En France, les crèches sont très appréciées par les familles en raison de la qualification du personnel, des conditions de garde et de l’idée selon laquelle elles préparent bien à la transition vers l’école maternelle. Bien que la majorité des parents aient une préférence pour la crèche comme mode de garde, il reste la deuxième forme de garde d’enfants formelle la plus répandue en France derrière les assistantes maternelles. Le manque de places disponibles en est la raison principale.

Un effet positif sur l’acquisition du langage, en particulier chez les enfants défavorisés

Pour évaluer le langage, les chercheurs ont utilisé le MacArthur-Bates Inventory qui mesure le volume et la variété du vocabulaire acquis. Cet indicateur compte le nombre de mots dits de manière spontanée par l’enfant parmi une liste de 100 proposés. Les chercheurs ont également tenu compte du fait que les enfants qui fréquentent la crèche ont des caractéristiques particulières. À caractéristiques données, les enfants qui fréquentent une crèche obtiennent en moyenne de meilleurs résultats à cette évaluation linguistique. Suivent ceux pris en charge par une nounou privée, et ceux pris en charge par une assistante maternelle. Les enfants pris en charge par les parents, présentent quant à eux les plus faibles compétences linguistiques. Les enfants qui fréquentent la crèche sont capables de dire en moyenne 80 mots, ce qui représente 6 mots de plus que la moyenne, et 12 mots de plus que ceux gardés à la maison par les parents. Le contact de l’enfant avec des professionnels de la petite enfance, qui peuvent proposer des activités éducatives adaptées à l’âge de l’enfant, ainsi que le contact avec d’autres enfants pourraient être une source d’enrichissement du vocabulaire.
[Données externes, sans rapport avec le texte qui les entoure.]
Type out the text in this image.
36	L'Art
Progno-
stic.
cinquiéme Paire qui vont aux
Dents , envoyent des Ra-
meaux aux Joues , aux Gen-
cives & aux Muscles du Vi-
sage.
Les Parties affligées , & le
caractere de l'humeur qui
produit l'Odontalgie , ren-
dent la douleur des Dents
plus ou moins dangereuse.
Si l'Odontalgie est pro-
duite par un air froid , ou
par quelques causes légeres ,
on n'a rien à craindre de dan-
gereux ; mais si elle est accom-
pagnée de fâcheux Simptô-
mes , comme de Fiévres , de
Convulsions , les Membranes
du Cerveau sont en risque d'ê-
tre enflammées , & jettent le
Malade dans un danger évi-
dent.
Les enfants les moins favorisés – en particulier ceux dont les mères ont un faible niveau d’étude, sont immigrantes et ceux des ménages à faible revenu – semblent bénéficier le plus de la fréquentation de la crèche, notamment en ce qui concerne le développement du langage.
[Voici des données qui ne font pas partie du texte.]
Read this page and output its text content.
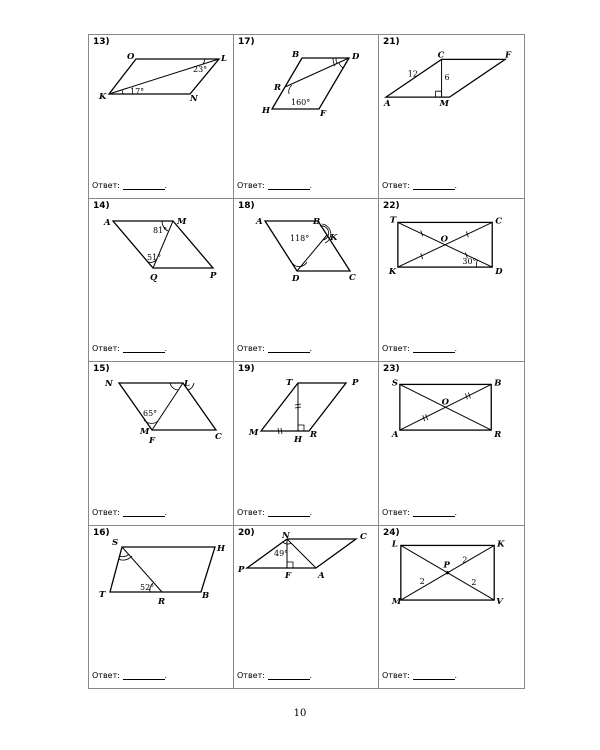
13)
O	L
K	N
23°
17°
Ответ:	.
17)
B	D
R
H	F
160°
Ответ:	.
21)
C	F
A	M
12	6
Ответ:	.
14)
A	M
Q	P
81°
51°
Ответ:	.
18)
A	B
K
D	C
118°
Ответ:	.
22)
T	C
O
K	D
30°
Ответ:	.
15)
N	L
M
F	C
65°
Ответ:	.
19)
T	P
M
H R
Ответ:	.
23)
S	B
O
A	R
Ответ:	.
16)
S
H
T
R
B
52°
Ответ:	.
20)	N	C
P
F	A
49°
Ответ:	.
24)
L	K
P
M	V
2
2	2
Ответ:	.
10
Motricité et comportement : des effets moins marqués

Les enfants qui fréquentent une crèche ont des capacités motrices un peu supérieures à ceux de toutes les autres formes de garde. Les écarts sont également plus fortement marqués chez les enfants moins favorisés, bien que ces différences selon le mode de garde soient plus faibles que dans le domaine du langage. L’évaluation du développement moteur s’appuie sur des indicateurs mesurant à la fois la motricité globale et la motricité fine. La motricité fine est associée à de meilleurs résultats ultérieurs en écriture, en lecture et en mathématiques et peuvent donc être importants pour la préparation à l’école. La motricité globale est pertinente pour identifier le retard de développement et est associée à un bien-être physique, un comportement et des compétences socio-émotionnelles ultérieurs.

Pour ce qui est du comportement, les enfants accueillis en crèche présenteraient en moyenne un peu plus d’effets négatifs par rapport aux enfants ayant d’autres modes de garde. Cet effet un peu négatif n’est pas retrouvé chez les enfants moins favorisés. Dans cette étude, les comportements sont évalués à travers l’acceptation des soins, la contestation des réprimandes et l’agressivité exprimées par l’enfant.

Dans l’ensemble, les résultats suggèrent que la fréquentation de la crèche est plus bénéfique aux enfants défavorisés qu’à leurs homologues plus favorisés. Cela implique que faciliter l’accès accru à la crèche parmi les familles défavorisées peut avoir un potentiel de réduction des disparités socio-économiques précoces dans le développement, en particulier dans le domaine du langage. Étant donné l’importance du développement cognitif, social et émotionnel dès le plus jeune âge quant aux résultats plus tardifs dans la vie, cela pourrait aussi avoir un impact sur les inégalités socioéconomiques à long terme. Cela peut être particulièrement important dans la mesure où les enfants défavorisés fréquentent moins les crèches que les autres enfants.